By Eric Jaffe
An intergalactic collision is providing astronomers with a giant payoff: the first direct evidence of the invisible material that theorists say holds galaxies together and accounts for most of the universe’s mass.
For some 70 years, cosmologists have agreed that theories of gravity account for observations in Earth’s solar system but fail on a larger scale. For example, if those theories held throughout the universe, objects on the outskirts of the Milky Way would rotate more slowly than those toward the center. But they don’t.
Scientists have offered two competing explanations of this discrepancy. The first is that an invisible substance called dark matter accounts for 90 percent of the universe’s mass and gravity. Although scientists don’t know what dark matter consists of, they propose that it keeps each galaxy intact (SN: 8/13/05, p. 104: Cosmic Computing).
The second explanation says that dark matter doesn’t exist and that traditional models of gravity simply need modification.
To search for dark matter, Douglas Clowe of the University of Arizona in Tucson and his colleagues used several telescopes and observatories to image an unusually energetic collision between two galaxies that occurred 100 million years ago.
Normally, as galaxies travel through the universe, gravity keeps dark and ordinary matter close together, so the invisible substance can’t be distinguished. During a galactic merger, however, hot gases from one galaxy bump into hot gases in the other and both galaxies are slowed by a force similar to wind resistance. But dark matter from one galaxy, in theory, passes right through another galaxy’s dark matter (SN: 4/23/05, p. 264: Dark Influence).
“Dark matter particles don’t experience the same type of drag that slows down gas clouds,” says Clowe.
His team used a technique called gravitational lensing to locate the main mass in the aftermath of the collision (SN: 5/20/00, p. 332: Available to subscribers at Galaxies shine light on dark matter). If dark matter didn’t exist, all the mass would have been lumped together with the gases. Instead, the researchers found most of the mass in clumps that appeared to have whizzed past the hot gases.

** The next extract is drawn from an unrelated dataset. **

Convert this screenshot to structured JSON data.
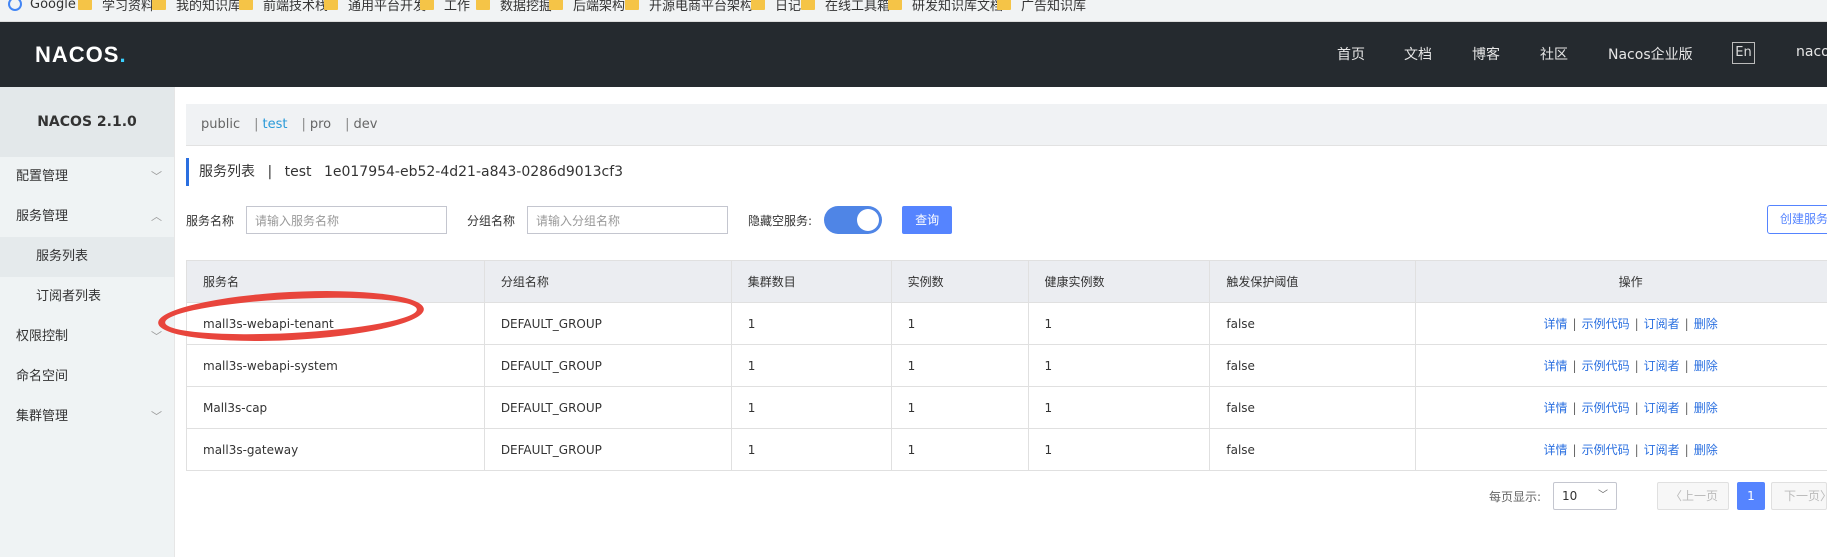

Only a theory of gravity that includes dark matter can explain the separation, Clowe’s team argues in the Sept. 10 Astrophysical Journal Letters.
“This proves in a simple and direct way that dark matter exists,” says coauthor Maxim Markevitch of the Harvard-Smithsonian Center for Astrophysics in Cambridge, Mass. “It puts to rest the remaining doubt that cosmologists have had until now.”
The matter separation caused by the collision is “mind-boggling,” says cosmologist Michael Turner of the University of Chicago. However, he adds that the researchers can’t rule out alternative theories, in part because the models from them are so inconsistent.
Alternative models will have a hard time challenging the new finding, maintains astrophysicist Katherine Freese of the University of Michigan in Ann Arbor. “It’s going to make it tough for anybody to compete,” she says.
Down the line, the observation might give researchers important insights into intergalactic mergers, says Turner. “It’s kind of like a cosmic centrifuge,” he says.